Methods: To obtain the required datasets, TATRC will engage care provider participants who provided consent in one of 6 randomized simulated TCCC scenarios leveraging an institutional review board-approved office protocol (#M-11057). These simulations will leverage mannikins (low and high fidelity) and live simulated patients (eg, human actors who provided consent). All consenting participants (eg, both the care providers and live simulated patients) will be equipped with suites of sensors that will passively collect data on care delivery actions and patient physiology. Simulated data is being collected at Fort Detrick, Maryland; Fort Sam Houston, Texas; Fort Indiantown Gap, Pennsylvania; Fort Liberty, North Carolina; and a commercial site in Greenville, North Carolina.
Results: Across all research locations, TATRC will collect and annotate approximately 2500 simulation procedures tasks by March 2025. These study data will generate the first machine learning and artificial intelligence algorithms to populate Department of Defense (DD) Form 1380 fields accurately and reliably. Additional data collected past March 2025 will be used to continue to refine and mature the algorithm.
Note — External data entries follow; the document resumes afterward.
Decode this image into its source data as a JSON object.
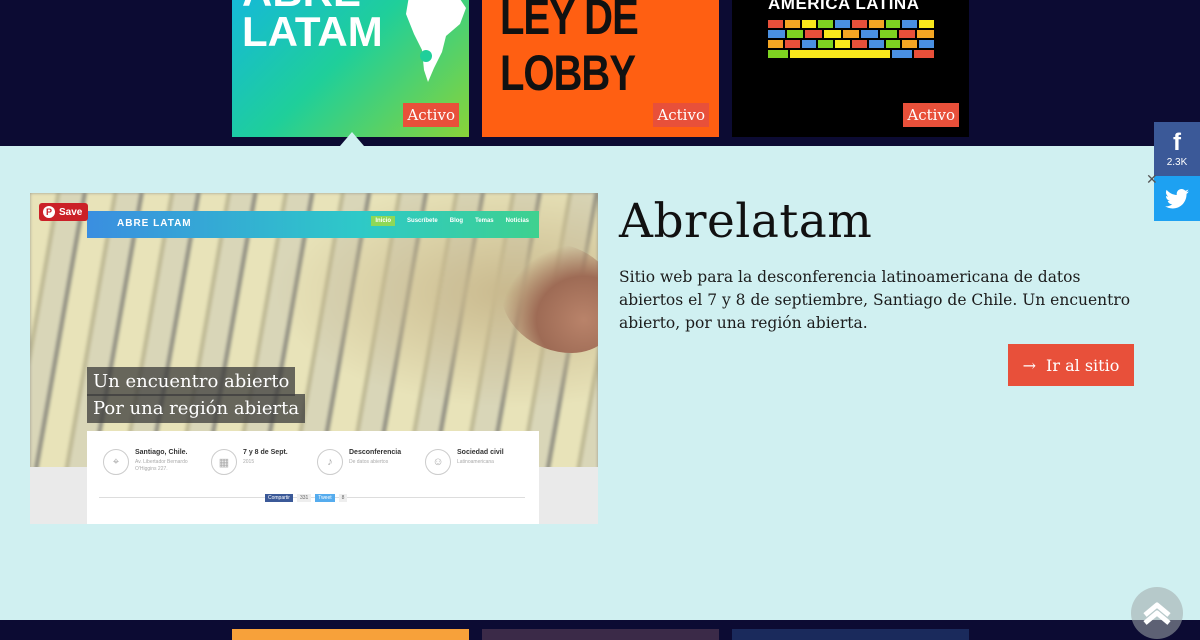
{
  "tiles_top": [
    {
      "title": "ABRE\nLATAM",
      "badge": "Activo"
    },
    {
      "title": "LEY DE LOBBY",
      "badge": "Activo"
    },
    {
      "title": "AMÉRICA LATINA",
      "badge": "Activo"
    }
  ],
  "project": {
    "title": "Abrelatam",
    "description": "Sitio web para la desconferencia latinoamericana de datos abiertos el 7 y 8 de septiembre, Santiago de Chile. Un encuentro abierto, por una región abierta.",
    "cta_arrow": "→",
    "cta_label": "Ir al sitio"
  },
  "screenshot": {
    "save_label": "Save",
    "pin_icon": "P",
    "logo": "ABRE LATAM",
    "menu": [
      "Inicio",
      "Suscríbete",
      "Blog",
      "Temas",
      "Noticias"
    ],
    "hero_line1": "Un encuentro abierto",
    "hero_line2": "Por una región abierta",
    "features": [
      {
        "icon": "location-icon",
        "glyph": "⌖",
        "title": "Santiago, Chile.",
        "sub": "Av. Libertador Bernardo O'Higgins 227."
      },
      {
        "icon": "calendar-icon",
        "glyph": "▦",
        "title": "7 y 8 de Sept.",
        "sub": "2015"
      },
      {
        "icon": "microphone-icon",
        "glyph": "♪",
        "title": "Desconferencia",
        "sub": "De datos abiertos"
      },
      {
        "icon": "people-icon",
        "glyph": "☺",
        "title": "Sociedad civil",
        "sub": "Latinoamericana"
      }
    ],
    "share_fb": "Compartir",
    "share_fb_count": "331",
    "share_tw": "Tweet",
    "share_tw_count": "8"
  },
  "social": {
    "facebook_glyph": "f",
    "facebook_count": "2.3K",
    "close_glyph": "✕"
  },
  "colors": {
    "background": "#0c0b33",
    "panel": "#d0f0f1",
    "accent": "#e8503a",
    "facebook": "#3b5998",
    "twitter": "#1da1f2"
  }
}
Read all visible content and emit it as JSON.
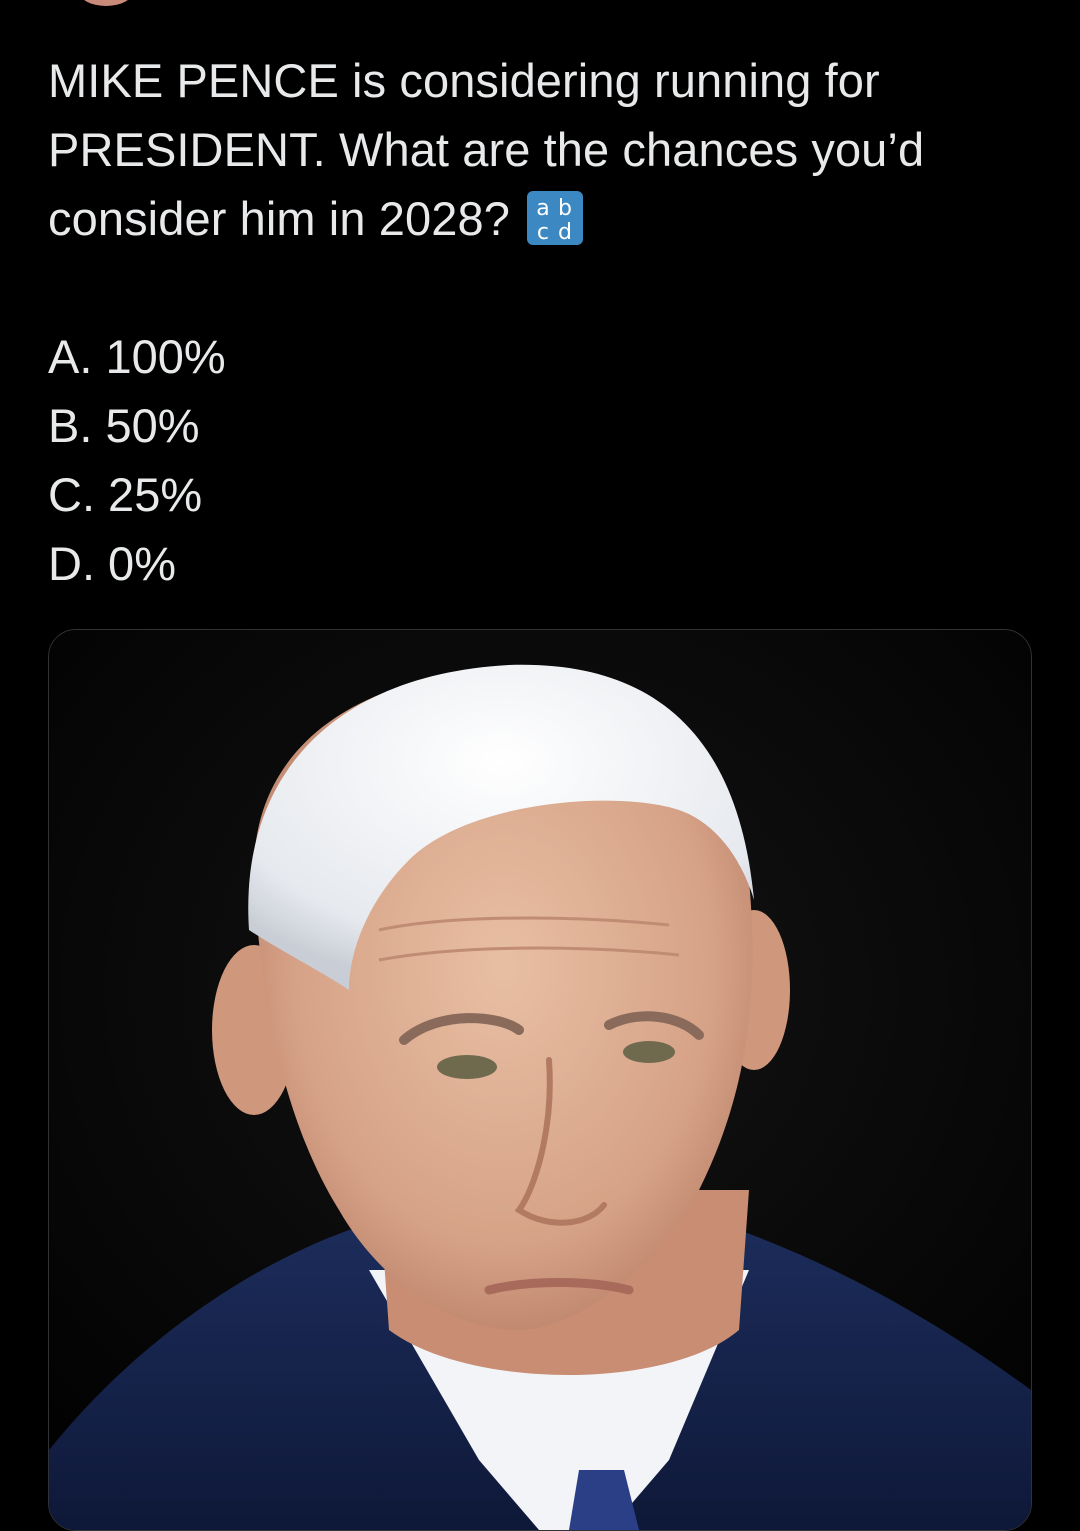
{
  "tweet": {
    "text_line1": "MIKE PENCE is considering running for",
    "text_line2": "PRESIDENT.  What are the chances you’d",
    "text_line3": "consider him in 2028?",
    "emoji": "abcd-input-icon",
    "options": [
      {
        "label": "A. 100%"
      },
      {
        "label": "B. 50%"
      },
      {
        "label": "C. 25%"
      },
      {
        "label": "D. 0%"
      }
    ]
  },
  "media": {
    "image": "portrait-photo"
  },
  "colors": {
    "background": "#000000",
    "text": "#e7e9ea",
    "media_border": "#2f3336",
    "emoji_blue": "#3b88c3"
  }
}
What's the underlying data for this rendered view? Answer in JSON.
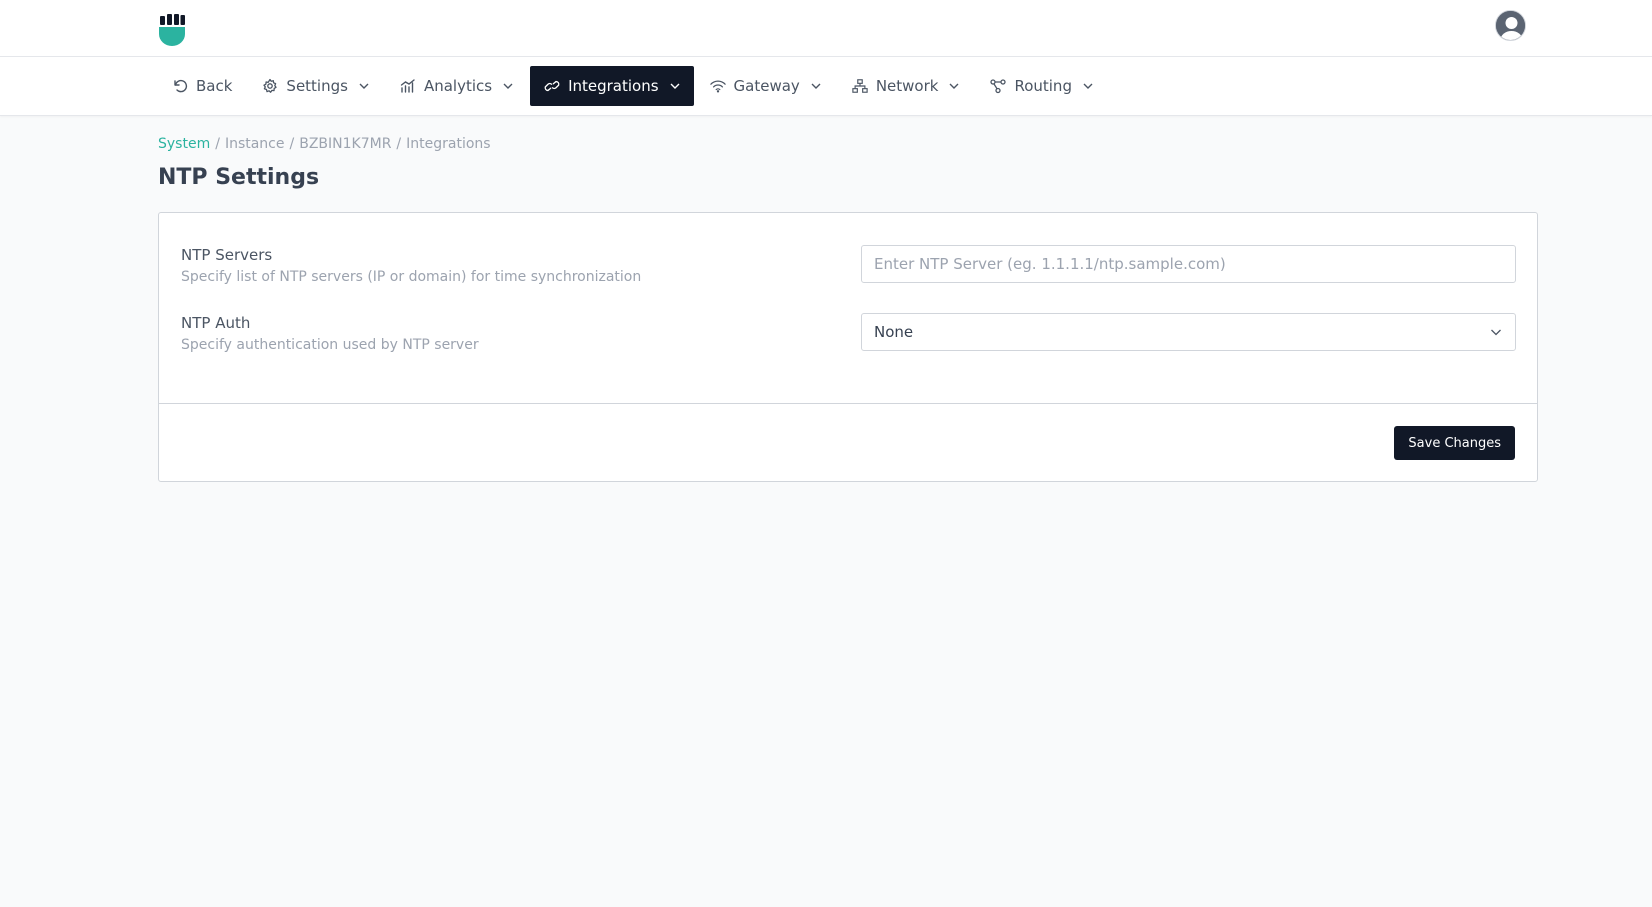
{
  "header": {
    "logo_icon": "fist-shield-logo",
    "avatar_icon": "user-avatar-icon"
  },
  "nav": {
    "items": [
      {
        "label": "Back",
        "icon": "undo-icon",
        "dropdown": false,
        "active": false
      },
      {
        "label": "Settings",
        "icon": "gear-icon",
        "dropdown": true,
        "active": false
      },
      {
        "label": "Analytics",
        "icon": "bar-chart-icon",
        "dropdown": true,
        "active": false
      },
      {
        "label": "Integrations",
        "icon": "link-icon",
        "dropdown": true,
        "active": true
      },
      {
        "label": "Gateway",
        "icon": "wifi-icon",
        "dropdown": true,
        "active": false
      },
      {
        "label": "Network",
        "icon": "network-icon",
        "dropdown": true,
        "active": false
      },
      {
        "label": "Routing",
        "icon": "routing-icon",
        "dropdown": true,
        "active": false
      }
    ]
  },
  "breadcrumb": {
    "items": [
      "System",
      "Instance",
      "BZBIN1K7MR",
      "Integrations"
    ],
    "separator": "/"
  },
  "page": {
    "title": "NTP Settings"
  },
  "form": {
    "ntp_servers": {
      "label": "NTP Servers",
      "description": "Specify list of NTP servers (IP or domain) for time synchronization",
      "value": "",
      "placeholder": "Enter NTP Server (eg. 1.1.1.1/ntp.sample.com)"
    },
    "ntp_auth": {
      "label": "NTP Auth",
      "description": "Specify authentication used by NTP server",
      "selected": "None"
    },
    "save_label": "Save Changes"
  },
  "colors": {
    "accent": "#2bb3a0",
    "dark": "#111827",
    "background": "#f9fafb"
  }
}
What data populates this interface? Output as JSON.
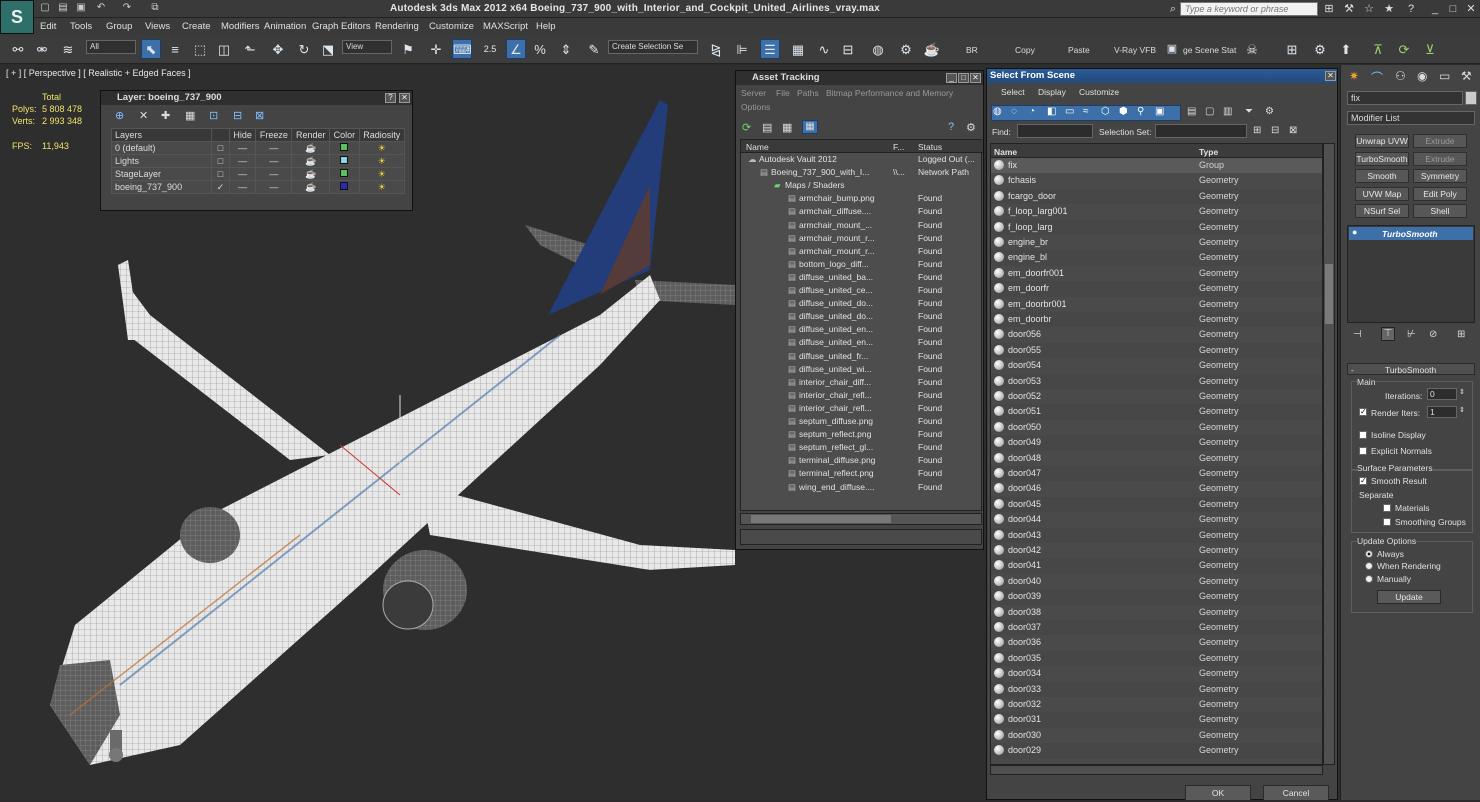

Conclusions: The military health care system (MHS) lacks real-world datasets for TCCC care at the point of injury. Developing a data repository of simulated TCCC data is required as an essential step toward automating TCCC care. If TATRC's research efforts result in the ability to automate care delivery documentation, this will alleviate the cognitive burden of TCCC care providers in austere, chaotic environments. By generating a TCCC data repository through this Autonomous Documentation research project, TATRC will have opportunities to leverage this research data to create machine learning and artificial intelligence models to advance passive, automated medical documentation across the health care continuum.
International registered report identifier (irrid): DERR1-10.2196/67673.